Note, it's a simple REST service, retrieving information about IP routes. They are written in CIDR notation, which contains a slash. The client sends requests which are properly encoded (with %2F), so I should get this working. Worst case, I could investigate URL rewriting in Apache? But that would be an extremely ugly hack for something the server side should do properly :(
I tracked this down to the apache directive AllowEncodedSlashes. Setting it to On worked. Setting it to NoDecode leves the decoding to the application developer.
So, in the end, this problem seems to be twofold... On the one hand, Flask/Wekzeug handles %2f exactly like it does /. You can work around this by using the path converter. Maybe it can be solved by writing a custom converter (which I just found). I have not tested that yet though. Using path might lead to ambiguities if you have two elements in the path which contain slashes. I don't expect this to happen often though.
On the other hand, apache httpd _refuses_ encoded slashes by default returning a 404 error. This is very misleading and hard to track down.
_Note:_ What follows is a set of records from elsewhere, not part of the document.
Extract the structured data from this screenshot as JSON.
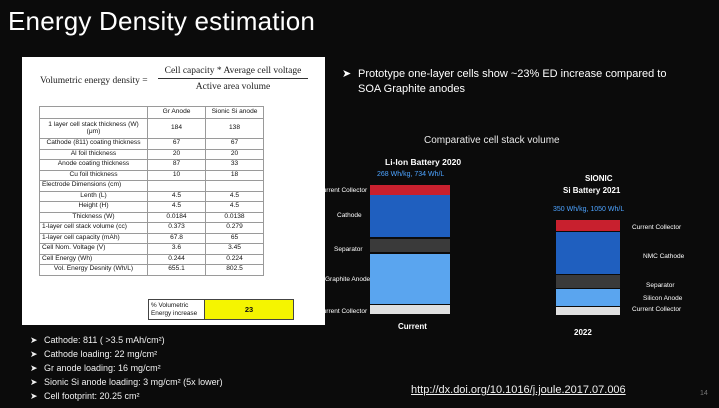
{
  "slide_title": "Energy Density estimation",
  "formula": {
    "lhs": "Volumetric energy density =",
    "numerator": "Cell capacity * Average cell voltage",
    "denominator": "Active area volume"
  },
  "table": {
    "headers": [
      "",
      "Gr Anode",
      "Sionic Si anode"
    ],
    "rows": [
      [
        "1 layer cell stack thickness (W) (μm)",
        "184",
        "138"
      ],
      [
        "Cathode (811) coating thickness",
        "67",
        "67"
      ],
      [
        "Al foil thickness",
        "20",
        "20"
      ],
      [
        "Anode coating thickness",
        "87",
        "33"
      ],
      [
        "Cu foil thickness",
        "10",
        "18"
      ],
      [
        "Electrode Dimensions (cm)",
        "",
        ""
      ],
      [
        "Lenth (L)",
        "4.5",
        "4.5"
      ],
      [
        "Height (H)",
        "4.5",
        "4.5"
      ],
      [
        "Thickness (W)",
        "0.0184",
        "0.0138"
      ],
      [
        "1-layer cell stack volume (cc)",
        "0.373",
        "0.279"
      ],
      [
        "1-layer cell capacity (mAh)",
        "67.8",
        "65"
      ],
      [
        "Cell Nom. Voltage (V)",
        "3.6",
        "3.45"
      ],
      [
        "Cell Energy (Wh)",
        "0.244",
        "0.224"
      ],
      [
        "Vol. Energy Desnity (Wh/L)",
        "655.1",
        "802.5"
      ]
    ],
    "pct_label": "% Volumetric Energy increase",
    "pct_value": "23"
  },
  "bullets": [
    "Cathode: 811 ( >3.5 mAh/cm²)",
    "Cathode loading: 22 mg/cm²",
    "Gr anode loading: 16 mg/cm²",
    "Sionic Si anode loading: 3 mg/cm² (5x lower)",
    "Cell footprint: 20.25 cm²"
  ],
  "right_bullet": "Prototype one-layer cells show ~23% ED increase compared to SOA Graphite anodes",
  "chart": {
    "title": "Comparative cell stack volume",
    "left_heading": "Li-Ion Battery 2020",
    "left_sub": "268 Wh/kg, 734 Wh/L",
    "right_heading_1": "SIONIC",
    "right_heading_2": "Si Battery 2021",
    "right_sub": "350 Wh/kg, 1050 Wh/L",
    "left_labels": [
      "Current Collector",
      "Cathode",
      "Separator",
      "Graphite Anode",
      "Current Collector"
    ],
    "right_labels": [
      "Current Collector",
      "NMC Cathode",
      "Separator",
      "Silicon Anode",
      "Current Collector"
    ],
    "x_labels": [
      "Current",
      "2022"
    ],
    "colors": {
      "collector": "#c8202e",
      "cathode": "#1f5fbf",
      "separator": "#3a3a3a",
      "anode": "#5aa5ef",
      "collector_bottom": "#e0e0e0"
    }
  },
  "url": "http://dx.doi.org/10.1016/j.joule.2017.07.006",
  "page_number": "14"
}
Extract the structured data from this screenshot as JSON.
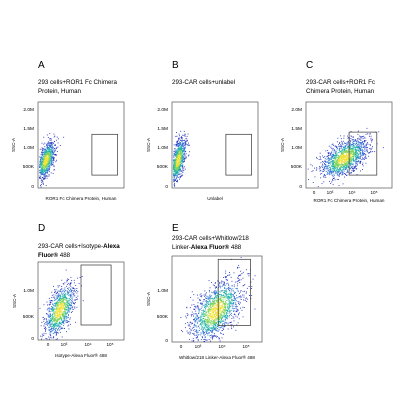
{
  "chart_data": [
    {
      "type": "scatter",
      "letter": "A",
      "title_lines": [
        "293 cells+ROR1 Fc Chimera",
        "Protein, Human"
      ],
      "xlabel": "ROR1 Fc Chimera Protein, Human",
      "ylabel": "SSC-A",
      "x_scale": "log",
      "x_ticks": [],
      "y_ticks": [
        "0",
        "500K",
        "1.0M",
        "1.5M",
        "2.0M"
      ],
      "ylim": [
        0,
        2000000
      ],
      "gate": {
        "x": [
          1000,
          100000
        ],
        "y": [
          300000,
          1250000
        ]
      },
      "population": {
        "center_x_log10": -0.6,
        "center_y": 650000,
        "spread_x_log10": 0.35,
        "spread_y": 220000,
        "count": 900
      }
    },
    {
      "type": "scatter",
      "letter": "B",
      "title_lines": [
        "293-CAR cells+unlabel"
      ],
      "xlabel": "Unlabel",
      "ylabel": "SSC-A",
      "x_scale": "log",
      "x_ticks": [],
      "y_ticks": [
        "0",
        "500K",
        "1.0M",
        "1.5M",
        "2.0M"
      ],
      "ylim": [
        0,
        2000000
      ],
      "gate": {
        "x": [
          1000,
          100000
        ],
        "y": [
          300000,
          1250000
        ]
      },
      "population": {
        "center_x_log10": -0.75,
        "center_y": 650000,
        "spread_x_log10": 0.3,
        "spread_y": 260000,
        "count": 900
      }
    },
    {
      "type": "scatter",
      "letter": "C",
      "title_lines": [
        "293-CAR cells+ROR1 Fc",
        "Chimera Protein, Human"
      ],
      "xlabel": "ROR1 Fc Chimera Protein, Human",
      "ylabel": "SSC-A",
      "x_scale": "log",
      "x_ticks": [
        "0",
        "10³",
        "10⁴",
        "10⁵"
      ],
      "y_ticks": [
        "0",
        "500K",
        "1.0M",
        "1.5M",
        "2.0M"
      ],
      "ylim": [
        0,
        2000000
      ],
      "gate": {
        "x": [
          8000,
          100000
        ],
        "y": [
          300000,
          1300000
        ]
      },
      "population": {
        "center_x_log10": 3.7,
        "center_y": 700000,
        "spread_x_log10": 0.45,
        "spread_y": 230000,
        "count": 1400
      }
    },
    {
      "type": "scatter",
      "letter": "D",
      "title_prefix": "293-CAR cells+Isotype-",
      "title_bold_1": "Alexa",
      "title_bold_2": "Fluor®",
      "title_suffix": " 488",
      "xlabel": "Isotype-Alexa Fluor® 488",
      "ylabel": "SSC-A",
      "x_scale": "log",
      "x_ticks": [
        "0",
        "10³",
        "10⁴",
        "10⁵"
      ],
      "y_ticks": [
        "0",
        "500K",
        "1.0M"
      ],
      "ylim": [
        0,
        1300000
      ],
      "gate": {
        "x": [
          4000,
          100000
        ],
        "y": [
          250000,
          1250000
        ]
      },
      "population": {
        "center_x_log10": 2.6,
        "center_y": 500000,
        "spread_x_log10": 0.35,
        "spread_y": 220000,
        "count": 1000
      }
    },
    {
      "type": "scatter",
      "letter": "E",
      "title_line_1": "293-CAR   cells+Whitlow/218",
      "title_prefix": "Linker-",
      "title_bold": "Alexa Fluor®",
      "title_suffix": " 488",
      "xlabel": "Whitlow/218 Linker-Alexa Fluor® 488",
      "ylabel": "SSC-A",
      "x_scale": "log",
      "x_ticks": [
        "0",
        "10³",
        "10⁴",
        "10⁵"
      ],
      "y_ticks": [
        "0",
        "500K",
        "1.0M"
      ],
      "ylim": [
        0,
        1300000
      ],
      "gate": {
        "x": [
          4000,
          100000
        ],
        "y": [
          250000,
          1250000
        ]
      },
      "population": {
        "center_x_log10": 3.5,
        "center_y": 480000,
        "spread_x_log10": 0.55,
        "spread_y": 230000,
        "count": 1500
      }
    }
  ]
}
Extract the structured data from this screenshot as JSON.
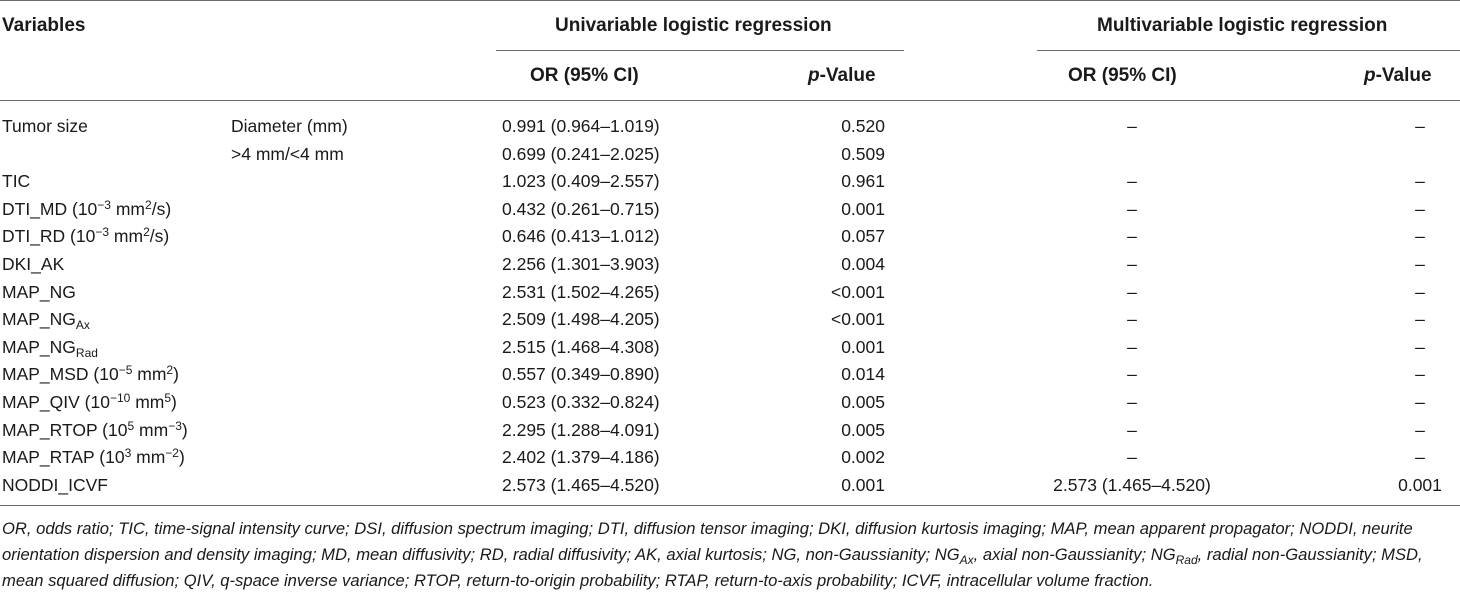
{
  "header": {
    "variables": "Variables",
    "uni_group": "Univariable logistic regression",
    "multi_group": "Multivariable logistic regression",
    "or_ci": "OR (95% CI)",
    "p_italic": "p",
    "p_rest": "-Value"
  },
  "rows": [
    {
      "name": "Tumor size",
      "sub": "Diameter (mm)",
      "uni_or": "0.991 (0.964–1.019)",
      "uni_p": "0.520",
      "multi_or": "–",
      "multi_p": "–"
    },
    {
      "name": "",
      "sub": ">4 mm/<4 mm",
      "uni_or": "0.699 (0.241–2.025)",
      "uni_p": "0.509",
      "multi_or": "",
      "multi_p": ""
    },
    {
      "name": "TIC",
      "sub": "",
      "uni_or": "1.023 (0.409–2.557)",
      "uni_p": "0.961",
      "multi_or": "–",
      "multi_p": "–"
    },
    {
      "name_parts": [
        "DTI_MD (10",
        "−3",
        " mm",
        "2",
        "/s)"
      ],
      "sub": "",
      "uni_or": "0.432 (0.261–0.715)",
      "uni_p": "0.001",
      "multi_or": "–",
      "multi_p": "–"
    },
    {
      "name_parts": [
        "DTI_RD (10",
        "−3",
        " mm",
        "2",
        "/s)"
      ],
      "sub": "",
      "uni_or": "0.646 (0.413–1.012)",
      "uni_p": "0.057",
      "multi_or": "–",
      "multi_p": "–"
    },
    {
      "name": "DKI_AK",
      "sub": "",
      "uni_or": "2.256 (1.301–3.903)",
      "uni_p": "0.004",
      "multi_or": "–",
      "multi_p": "–"
    },
    {
      "name": "MAP_NG",
      "sub": "",
      "uni_or": "2.531 (1.502–4.265)",
      "uni_p": "<0.001",
      "multi_or": "–",
      "multi_p": "–"
    },
    {
      "name_parts": [
        "MAP_NG",
        "Ax"
      ],
      "sub": "",
      "uni_or": "2.509 (1.498–4.205)",
      "uni_p": "<0.001",
      "multi_or": "–",
      "multi_p": "–"
    },
    {
      "name_parts": [
        "MAP_NG",
        "Rad"
      ],
      "sub": "",
      "uni_or": "2.515 (1.468–4.308)",
      "uni_p": "0.001",
      "multi_or": "–",
      "multi_p": "–"
    },
    {
      "name_parts": [
        "MAP_MSD (10",
        "−5",
        " mm",
        "2",
        ")"
      ],
      "sub": "",
      "uni_or": "0.557 (0.349–0.890)",
      "uni_p": "0.014",
      "multi_or": "–",
      "multi_p": "–"
    },
    {
      "name_parts": [
        "MAP_QIV (10",
        "−10",
        " mm",
        "5",
        ")"
      ],
      "sub": "",
      "uni_or": "0.523 (0.332–0.824)",
      "uni_p": "0.005",
      "multi_or": "–",
      "multi_p": "–"
    },
    {
      "name_parts": [
        "MAP_RTOP (10",
        "5",
        " mm",
        "−3",
        ")"
      ],
      "sub": "",
      "uni_or": "2.295 (1.288–4.091)",
      "uni_p": "0.005",
      "multi_or": "–",
      "multi_p": "–"
    },
    {
      "name_parts": [
        "MAP_RTAP (10",
        "3",
        " mm",
        "−2",
        ")"
      ],
      "sub": "",
      "uni_or": "2.402 (1.379–4.186)",
      "uni_p": "0.002",
      "multi_or": "–",
      "multi_p": "–"
    },
    {
      "name": "NODDI_ICVF",
      "sub": "",
      "uni_or": "2.573 (1.465–4.520)",
      "uni_p": "0.001",
      "multi_or": "2.573 (1.465–4.520)",
      "multi_p": "0.001"
    }
  ],
  "footnote": {
    "p1": "OR, odds ratio; TIC, time-signal intensity curve; DSI, diffusion spectrum imaging; DTI, diffusion tensor imaging; DKI, diffusion kurtosis imaging; MAP, mean apparent propagator; NODDI, neurite orientation dispersion and density imaging; MD, mean diffusivity; RD, radial diffusivity; AK, axial kurtosis; NG, non-Gaussianity; NG",
    "s1": "Ax",
    "p2": ", axial non-Gaussianity; NG",
    "s2": "Rad",
    "p3": ", radial non-Gaussianity; MSD, mean squared diffusion; QIV, q-space inverse variance; RTOP, return-to-origin probability; RTAP, return-to-axis probability; ICVF, intracellular volume fraction."
  }
}
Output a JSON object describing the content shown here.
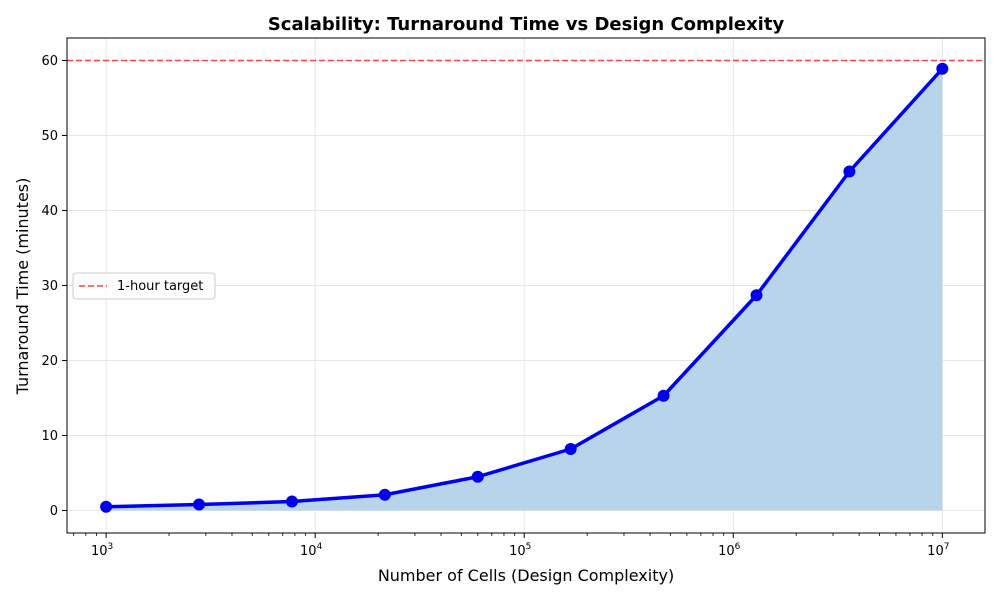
{
  "chart_data": {
    "type": "line",
    "title": "Scalability: Turnaround Time vs Design Complexity",
    "xlabel": "Number of Cells (Design Complexity)",
    "ylabel": "Turnaround Time (minutes)",
    "xscale": "log",
    "xlim": [
      650,
      16000000
    ],
    "ylim": [
      -3,
      63
    ],
    "x_ticks": [
      {
        "value": 1000,
        "base": "10",
        "exp": "3"
      },
      {
        "value": 10000,
        "base": "10",
        "exp": "4"
      },
      {
        "value": 100000,
        "base": "10",
        "exp": "5"
      },
      {
        "value": 1000000,
        "base": "10",
        "exp": "6"
      },
      {
        "value": 10000000,
        "base": "10",
        "exp": "7"
      }
    ],
    "y_ticks": [
      0,
      10,
      20,
      30,
      40,
      50,
      60
    ],
    "grid": true,
    "fill_under_line": true,
    "series": [
      {
        "x": [
          1000,
          2783,
          7743,
          21544,
          59948,
          166810,
          464159,
          1291550,
          3593814,
          10000000
        ],
        "y": [
          0.5,
          0.8,
          1.2,
          2.1,
          4.5,
          8.2,
          15.3,
          28.7,
          45.2,
          58.9
        ],
        "color": "#0000ee",
        "fill_color": "#b8d4ea"
      }
    ],
    "reference_lines": [
      {
        "name": "1-hour target",
        "y": 60,
        "color": "#ff4444",
        "style": "dashed"
      }
    ],
    "legend": {
      "placement": "center-left"
    }
  }
}
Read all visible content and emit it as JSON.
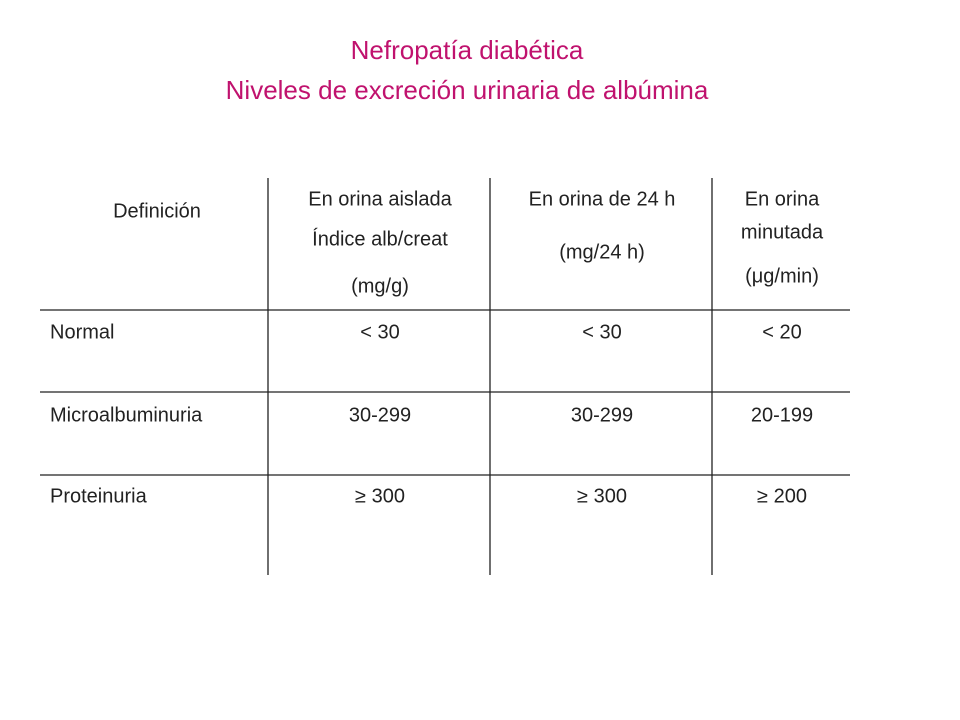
{
  "title": {
    "line1": "Nefropatía diabética",
    "line2": "Niveles de excreción urinaria de albúmina"
  },
  "table": {
    "header": [
      [
        "Definición"
      ],
      [
        "En orina aislada",
        "Índice alb/creat",
        "(mg/g)"
      ],
      [
        "En orina de 24 h",
        "(mg/24 h)"
      ],
      [
        "En orina",
        "minutada",
        "(μg/min)"
      ]
    ],
    "rows": [
      [
        "Normal",
        "< 30",
        "< 30",
        "< 20"
      ],
      [
        "Microalbuminuria",
        "30-299",
        "30-299",
        "20-199"
      ],
      [
        "Proteinuria",
        "≥ 300",
        "≥ 300",
        "≥ 200"
      ]
    ]
  }
}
For now, I have solved my problem with the path workaround. But I will leave this open for now, as I am curious to hear what the stance of the Flask devs is on the fact that Flask treats a %2f as a /. ;)
@exhuma The WSGI layer is on the Apache side, so the problem is caused by Apache.
I'd really like to know if it works on Nginx/uWSGI.
@giio, i just tried uwsgi + nginx, from uwsgi's log i can see the path passed from nginx to uwsgi is is GET /aaa%2Fffff, but when it passed to flask, the path_info in environ is 'PATH_INFO': '/aaa/ffff', but the request_uri is correct as 'REQUEST_URI': '/aaa%2Fffff'. So i think this path decode is done in wsgi layer.
I opened a pull request to werkzeug that addresses this issue.
Regardless if it's getting merged or not you can check it out to see what you need to patch at:
https://github.com/mitsuhiko/werkzeug/pull/478
This is a limitation in WSGI and there is nothing I can do about that.
To get past this for now, I double URL encoded the URL.
There's a guide with a few hacks here: http://www.leakon.com/archives/865
Not to add more to a long-closed issue, but for what it's worth, Passenger's WSGI implementation does not unescape URL-encoded characters before forwarding it along in PATH_INFO. This would seem to be a bug in Passenger (assuming that WSGI says that PATH_INFO should be pre-urldecoded), but I wrote up a workaround on StackOverflow to make it behave the same in that context as in Flask's local server.
If you encode once / will be %2F, then the parameter you get in flask is decoded and appears as a / so it look you have an extra parameter in the url. But if you encode three times in javascript and decoding twice in python it will work (it is a workaround but it will fix this issue):
in javascript
export const multipleEncode = (name) => {
//flask decode one so if you send one encode / become %2F that becomes a / so we need double encoding
return encodeURIComponent(encodeURIComponent(encodeURIComponent(encodeURIComponent(name))));
};
you will send multipleEncode (nameWithSlashes);
in python
from urllib import parse as urllib_parse
def multiple_decode(parameter, info):
if parameter is None:
return parameter
parameter_unquoted=urllib_parse.unquote(urllib_parse.unquote(parameter))
return parameter_unquoted
Most helpful comment
Ehm. I just realised that using the
pathtype annotation, would solve this. I still believe that a%2Fshould not be considered a path separator. The question still stands though: Is there any chance that this will be improved on in the future? Or is it an issue with the WSGI spec?